A peine gravé ton nom se comble de poussière et de mousse, parfois une sorte de minuscule salade y pousse comme si c’était, faute de mieux, ta Dernière Volonté.
Sur la pierre tombale j’ai posé des petits morceaux de poteries rapportées des lisières des sables du désert.
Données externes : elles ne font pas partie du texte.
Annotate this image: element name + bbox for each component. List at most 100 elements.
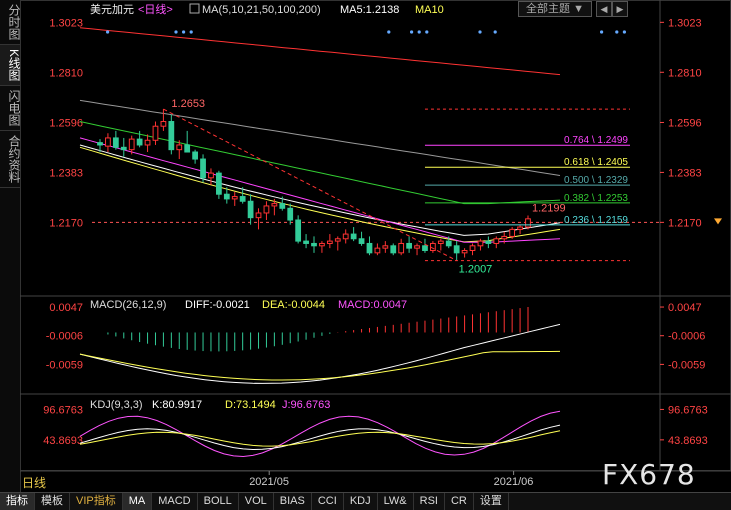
toolbar-tab-12[interactable]: CR: [445, 493, 474, 510]
chart-area[interactable]: 1.3023 1.3023 1.2810 1.2810 1.2596 1.2596 1.23…: [20, 0, 731, 492]
candle-body[interactable]: [311, 242, 317, 247]
candle-body[interactable]: [200, 158, 206, 179]
candle-body[interactable]: [112, 137, 119, 148]
period-label[interactable]: 日线: [22, 474, 46, 491]
candle-body[interactable]: [406, 242, 412, 249]
toolbar-tab-11[interactable]: RSI: [414, 493, 445, 510]
candle-body[interactable]: [223, 193, 230, 200]
ma-line-ma100: [79, 99, 561, 176]
toolbar-tab-13[interactable]: 设置: [474, 493, 509, 510]
event-marker-icon: [615, 30, 619, 34]
candle-body[interactable]: [128, 138, 135, 151]
candle-body[interactable]: [509, 228, 516, 237]
candle-body[interactable]: [517, 226, 523, 230]
theme-menu-button[interactable]: 全部主题 ▼: [518, 1, 592, 17]
price-tick-left: 1.2383: [49, 167, 83, 179]
candle-body[interactable]: [469, 245, 476, 251]
kdj-tick-right: 43.8693: [668, 435, 708, 447]
toolbar-tab-7[interactable]: BIAS: [274, 493, 312, 510]
toolbar-tab-0[interactable]: 指标: [0, 493, 35, 510]
candle-body[interactable]: [477, 240, 484, 247]
candle-body[interactable]: [366, 242, 373, 254]
candle-body[interactable]: [152, 125, 159, 141]
prev-arrow-icon[interactable]: ◀: [596, 1, 612, 17]
candle-body[interactable]: [97, 142, 103, 146]
candle-body[interactable]: [445, 240, 452, 247]
toolbar-tab-10[interactable]: LW&: [378, 493, 414, 510]
candle-body[interactable]: [525, 218, 531, 228]
candle-body[interactable]: [358, 238, 365, 244]
event-marker-icon: [600, 30, 604, 34]
ma10-value: MA10: [415, 4, 444, 16]
candle-body[interactable]: [303, 240, 309, 244]
candle-body[interactable]: [319, 242, 325, 247]
candle-body[interactable]: [105, 137, 111, 147]
checkbox-icon[interactable]: [189, 3, 200, 14]
candle-body[interactable]: [136, 138, 143, 146]
sidebar-tab-0[interactable]: 分时图: [0, 0, 21, 45]
candle-body[interactable]: [382, 245, 389, 249]
macd-tick-right: -0.0059: [668, 359, 705, 371]
kdj-j-value: J:96.6763: [282, 399, 330, 411]
candle-body[interactable]: [326, 240, 333, 244]
next-arrow-icon[interactable]: ▶: [612, 1, 628, 17]
candle-body[interactable]: [144, 139, 151, 146]
candle-body[interactable]: [247, 200, 254, 219]
candle-body[interactable]: [184, 144, 191, 153]
candle-body[interactable]: [279, 203, 286, 209]
candle-body[interactable]: [501, 235, 508, 240]
candle-body[interactable]: [208, 172, 214, 179]
candle-body[interactable]: [160, 121, 167, 127]
toolbar-tab-4[interactable]: MACD: [152, 493, 198, 510]
candle-body[interactable]: [263, 205, 270, 214]
candle-body[interactable]: [271, 203, 278, 207]
candle-body[interactable]: [192, 151, 198, 160]
macd-dea-value: DEA:-0.0044: [262, 299, 325, 311]
candle-body[interactable]: [239, 196, 246, 202]
candle-body[interactable]: [437, 240, 444, 244]
candle-body[interactable]: [120, 146, 127, 151]
toolbar-tab-1[interactable]: 模板: [35, 493, 70, 510]
candle-body[interactable]: [374, 247, 381, 254]
event-marker-icon: [174, 30, 178, 34]
candle-body[interactable]: [422, 245, 428, 251]
candle-body[interactable]: [176, 144, 183, 151]
side-tabs: 分时图 K线图 闪电图 合约资料: [0, 0, 21, 492]
sidebar-tab-3[interactable]: 合约资料: [0, 131, 21, 189]
macd-name: MACD(26,12,9): [90, 299, 166, 311]
high-price-label: 1.2653: [171, 98, 205, 110]
toolbar-tab-3[interactable]: MA: [122, 493, 153, 510]
toolbar-tab-9[interactable]: KDJ: [344, 493, 378, 510]
indicator-toolbar: 指标 模板 VIP指标 MA MACD BOLL VOL BIAS CCI KDJ LW& RSI CR…: [0, 492, 731, 510]
price-tick-left: 1.2596: [49, 117, 83, 129]
candle-body[interactable]: [216, 172, 222, 195]
candle-body[interactable]: [461, 249, 468, 254]
event-marker-icon: [106, 30, 110, 34]
candle-body[interactable]: [453, 245, 460, 254]
date-tick-label: 2021/06: [494, 476, 534, 488]
toolbar-tab-2[interactable]: VIP指标: [70, 493, 123, 510]
toolbar-tab-6[interactable]: VOL: [239, 493, 274, 510]
candle-body[interactable]: [295, 219, 302, 242]
candle-body[interactable]: [390, 245, 397, 254]
candle-body[interactable]: [493, 238, 500, 244]
candle-body[interactable]: [287, 207, 294, 221]
candle-body[interactable]: [485, 240, 492, 244]
toolbar-tab-5[interactable]: BOLL: [198, 493, 239, 510]
candle-body[interactable]: [231, 196, 238, 200]
candle-body[interactable]: [350, 233, 357, 240]
candle-body[interactable]: [255, 212, 262, 219]
sidebar-tab-2[interactable]: 闪电图: [0, 86, 21, 132]
event-marker-icon: [189, 30, 193, 34]
kdj-d-value: D:73.1494: [225, 399, 276, 411]
candle-body[interactable]: [334, 238, 341, 242]
symbol-label: 美元加元: [90, 3, 134, 16]
toolbar-tab-8[interactable]: CCI: [312, 493, 344, 510]
macd-tick-right: -0.0006: [668, 331, 705, 343]
candle-body[interactable]: [398, 242, 405, 254]
candle-body[interactable]: [168, 121, 175, 151]
price-tick-right: 1.2596: [668, 117, 702, 129]
sidebar-tab-1[interactable]: K线图: [0, 45, 21, 87]
candle-body[interactable]: [342, 233, 349, 240]
candle-body[interactable]: [414, 245, 420, 249]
Un papillon venu des bords de la rivière s’est posé là lui aussi comme si c’était, faute de mieux, ta Dernière Volonté

*
Poids des vivants sur les morts
Sur la pierre tombale
A peine gravé
Ton nom s’efface

391

Les nuages glissent dans le ciel comme des canards - on ne voit pas leurs pieds palmés
Je marche sur un pont de planches vers la mer - grâce à un petit appareil un piano joue en solo pour moi dans mes oreilles
Avec un peu de bonne volonté et un chapeau de feutre à large bord on ne voit pas le ciel - les nuages s’arrêtent dans le ciel ils se mettent à pleuvoir
C’est du simple feutre bouilli les nuages font ce qui pleuvent et les rebords de mon couvre chef gouttent devant les cieux devant les yeux du chef de famille - il faudrait rentrer retourner retrouver la famille poser le feutre dégoulinant au dessus du porte parapluie
Mais non mouillé pour mouillé perdu pour perdu je continue de marcher sur un pont de planches vers la mer - qui est en réalité un lac
On ne voit pas les pieds palmés sous la surface noire du lac on croit que c’est le vent le feutre avance à la surface du lac les nuages dans le miroir du lac s’avancent aussi l’eau est rentrée par-dessous le piano par delà les oreilles.

*
Tu n’iras pas plus loin que l’année nouvelle
- Plus loin, il n’y a rien

390

On n’était plus qu’à 8 Veuparferghols de la nouvelle année, retenus prisonniers dans l’appareil qui devait nous y conduire dont les ailes restaient givrées par manque de Glycol.

*
Ma pauvreté me permet de me déplacer aussi librement qu’une feuille au vent, mais parfois j’aimerais qu’une pierre me tombe dessus et me cloue au sol 

389

Une jeune fille aux bonnes joues vermeilles passe devant moi l’année à vélo comme si c’était une frontière sur un pont et moi un garde en faction. Six beaux faisans vivants, accrochés par les pattes à son porte-bagages, pendouillent en piaillant.

*
Elle est entrée en mon pays intime comme le loup dans le poulailler de l’aube et y dévore tranquillement tout ce qui porte plume.